The Wrestler (2008)

A true artist is someone who can take something that is ugly and find a way to show the world that it is beautiful. Anyone can capture the beauty in beautiful things – the raw power of massive natural landmarks or a stuning sunset is present even in amateur photographs, for example – but to show something special in the dull and mundane moments of life, the slightly sad and dark times that fill in between the times when something is actually happening… that takes some real talent. I was never exposed to professional wrestling when growing up – I think there was a brief period that it was on television, but it was definitely treated as a novelty and had a bit of that Jerry Springer freakshow vibe to it – so I could never understand how people could treat this pantomime of sweaty men with any seriousness. You know it’s fake, right? You know they plan out who wins before each match, don’t you? I’m not alone in asking these rhetorical questions, but after seeing The Wrestler, I lost any drive to ask them. I finally got it.

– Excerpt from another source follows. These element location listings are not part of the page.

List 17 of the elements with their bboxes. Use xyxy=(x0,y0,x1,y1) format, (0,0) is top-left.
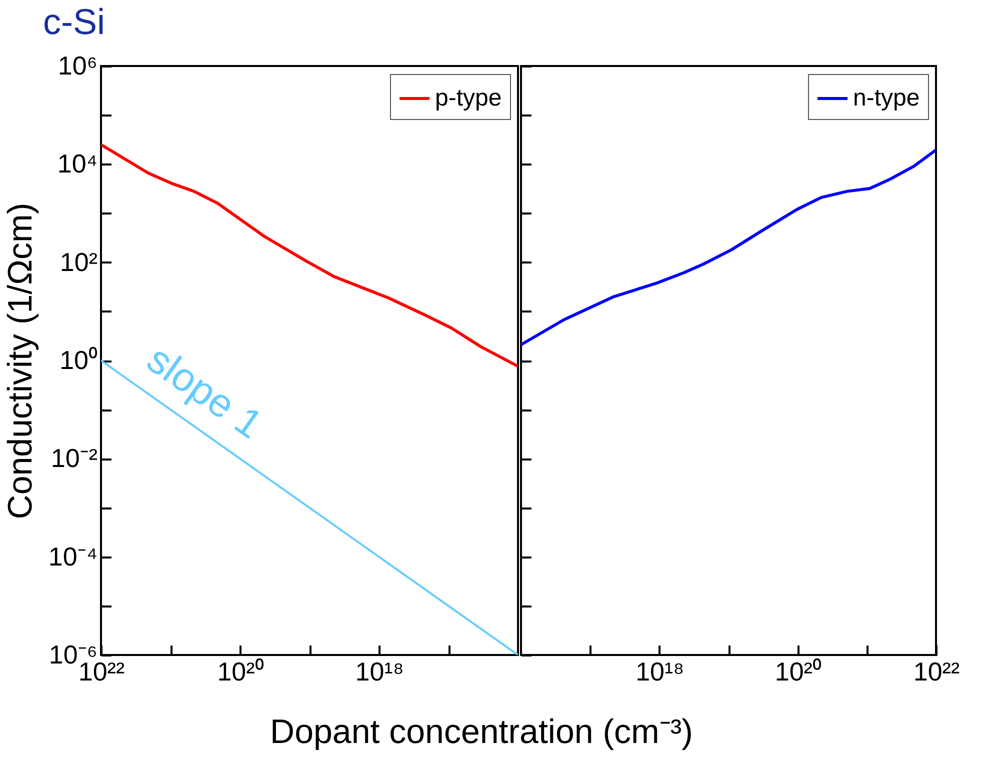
x-axis-title: Dopant concentration (cm⁻³) xyxy=(270,713,693,751)
y-tick-label: 10⁶ xyxy=(58,50,98,80)
legend-label: p-type xyxy=(435,84,502,112)
x-tick-label: 10²⁰ xyxy=(217,656,264,686)
y-tick-label: 10⁻⁴ xyxy=(48,541,98,572)
annotation: slope 1 xyxy=(139,337,270,448)
y-tick-label: 10⁴ xyxy=(57,148,98,179)
legend-label: n-type xyxy=(853,84,920,112)
x-tick-label: 10¹⁸ xyxy=(355,656,404,686)
y-axis-title: Conductivity (1/Ωcm) xyxy=(1,202,40,520)
x-tick-label: 10¹⁸ xyxy=(636,656,684,686)
x-tick-label: 10²² xyxy=(913,656,960,686)
y-tick-label: 10⁻² xyxy=(50,443,98,474)
y-tick-label: 10⁰ xyxy=(60,345,98,375)
y-tick-label: 10² xyxy=(60,246,98,277)
chart-title: c-Si xyxy=(43,1,105,42)
x-tick-label: 10²⁰ xyxy=(774,656,822,686)
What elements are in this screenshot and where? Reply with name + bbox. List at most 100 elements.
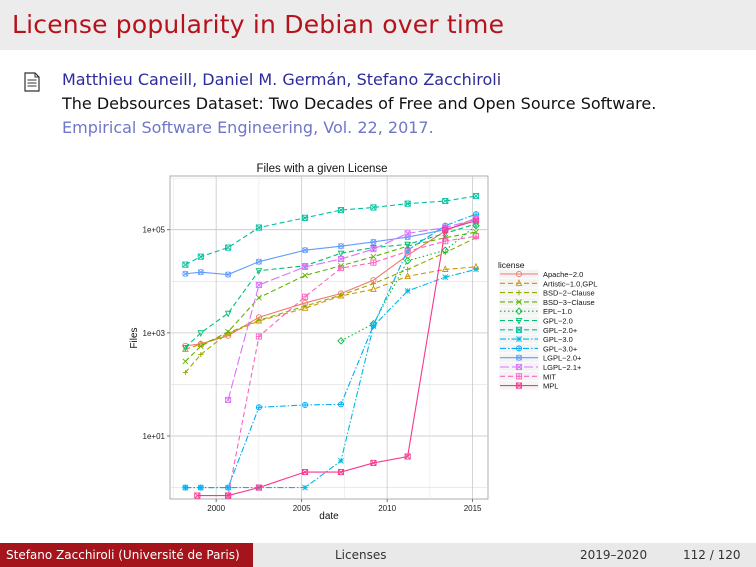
marker-circle [302, 247, 309, 254]
marker-plus [256, 404, 262, 410]
marker-square [370, 246, 377, 253]
marker-cross [197, 343, 204, 350]
marker-cross [516, 336, 522, 343]
legend-label: EPL−1.0 [543, 307, 572, 316]
series-line [227, 235, 477, 496]
series-line [340, 225, 477, 342]
marker-square [255, 224, 262, 231]
marker-cross [442, 274, 449, 281]
marker-plus [302, 402, 308, 408]
marker-triangle-down [197, 330, 205, 337]
marker-cross [197, 253, 204, 260]
marker-cross [255, 294, 262, 301]
slide-title: License popularity in Debian over time [12, 10, 505, 39]
marker-triangle-down [404, 241, 411, 249]
marker-triangle-down [515, 317, 523, 325]
legend-item: BSD−3−Clause [498, 297, 595, 307]
footer-author: Stefano Zacchiroli (Université de Paris) [0, 543, 253, 567]
footer-year: 2019–2020 [580, 548, 648, 562]
marker-cross [255, 281, 262, 288]
marker-circle [515, 270, 523, 278]
marker-square [370, 459, 377, 467]
marker-cross [338, 256, 344, 262]
marker-cross [516, 354, 522, 361]
marker-cross [338, 207, 344, 214]
marker-cross [370, 246, 377, 253]
marker-cross [370, 253, 377, 260]
legend-label: Artistic−1.0,GPL [543, 279, 597, 288]
marker-plus [302, 303, 308, 309]
marker-cross [302, 263, 308, 270]
legend-item: GPL−2.0+ [498, 325, 578, 335]
legend-item: GPL−2.0 [498, 315, 573, 326]
marker-diamond [441, 246, 449, 254]
marker-plus [256, 317, 262, 323]
marker-cross [182, 261, 189, 268]
x-axis-label: date [319, 511, 339, 522]
marker-diamond [337, 337, 345, 345]
x-tick-label: 2005 [293, 504, 311, 513]
legend-label: MIT [543, 372, 556, 381]
marker-plus [370, 322, 377, 328]
marker-cross [225, 328, 232, 335]
legend-item: GPL−3.0 [498, 334, 573, 344]
marker-circle [182, 270, 189, 277]
marker-cross [302, 469, 308, 475]
marker-cross [442, 198, 449, 204]
marker-cross [255, 484, 262, 491]
marker-plus [182, 369, 188, 376]
marker-triangle [441, 265, 449, 272]
marker-square [225, 244, 232, 251]
marker-triangle [404, 272, 411, 279]
marker-cross [516, 298, 522, 305]
marker-cross [516, 364, 522, 370]
marker-cross [338, 469, 344, 475]
legend-key-background [498, 306, 540, 316]
marker-square [404, 200, 411, 207]
series-line [185, 213, 477, 489]
marker-triangle-down [182, 344, 189, 352]
marker-cross [338, 243, 344, 250]
series-gpl-2-0- [182, 192, 480, 268]
marker-plus [516, 290, 522, 296]
marker-cross [182, 270, 189, 277]
marker-cross [473, 217, 479, 224]
series-line [185, 217, 477, 347]
marker-cross [302, 484, 308, 491]
marker-plus [370, 260, 377, 266]
marker-plus [338, 401, 344, 407]
marker-cross [182, 358, 189, 365]
legend-item: BSD−2−Clause [498, 287, 595, 298]
marker-square [302, 214, 309, 221]
legend-label: GPL−2.0 [543, 317, 573, 326]
marker-cross [194, 492, 201, 499]
marker-cross [225, 244, 232, 251]
marker-diamond [515, 307, 523, 315]
marker-cross [255, 258, 262, 265]
marker-triangle [370, 285, 377, 292]
legend-title: license [498, 260, 525, 270]
marker-cross [442, 226, 449, 233]
series-line [185, 220, 477, 276]
marker-plus [405, 248, 411, 254]
marker-plus [370, 281, 377, 287]
marker-square [255, 281, 262, 288]
marker-cross [516, 382, 522, 389]
marker-square [404, 453, 411, 460]
marker-triangle [515, 279, 523, 286]
marker-square [225, 396, 232, 403]
marker-cross [302, 247, 308, 254]
marker-square [194, 492, 201, 499]
marker-circle [197, 269, 204, 276]
marker-plus [405, 266, 411, 272]
marker-square [442, 197, 449, 205]
legend-item: MIT [498, 371, 556, 381]
marker-cross [197, 269, 204, 276]
x-tick-labels: 2000 2005 2010 2015 [207, 499, 482, 513]
legend-label: LGPL−2.1+ [543, 363, 582, 372]
legend-label: GPL−2.0+ [543, 326, 578, 335]
legend-label: Apache−2.0 [543, 270, 583, 279]
series-line [184, 237, 477, 373]
x-tick-label: 2015 [464, 504, 482, 513]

Randy “The Ram” Robinson (Mickey Rourke) is a professional wrestler, twenty years past the height of his career and struggling with his failing health, his estranged daughter, and just making enough money to make ends meet. The film follows him through pretty typical circumstances – wrestling matches, hanging out in a strip club, sleeping in his van because he hasn’t paid his rent – from a very intimate, over-the-shoulder couple-of-steps-behind point of view. The viewer is there with Randy, seeing everything from his perspective – how empty and lonely it is to realise you’ve passed your prime and what it feels like to be stuck in a time the world has moved on from, but also the brotherhood and cameraderie between his fellow wrestlers and the rush of being a hero when he enters the ring. The wrestling matches in particular are amazing to watch from such a close-up vantage, because while you get to see how every blow and hold is an act, you also see the exertion and strain the two players put on themselves to put on a good performance. The Wrester is a companion piece to director Darren Aronofsky‘s Black Swan – both are films about physical performers with an incredibly demanding medium, but while Black Swan is about the obsessive drive towards perfection, The Wrester is about the destructive path a person takes when the thing they love is the thing that’s destroying them. Randy the Ram’s only mutual love is wrestling, and he comes a little closer each match to killing himself just to hear the roar of the crowd. There’s something very ugly about that, but thanks to this film, there is something very beautiful, too.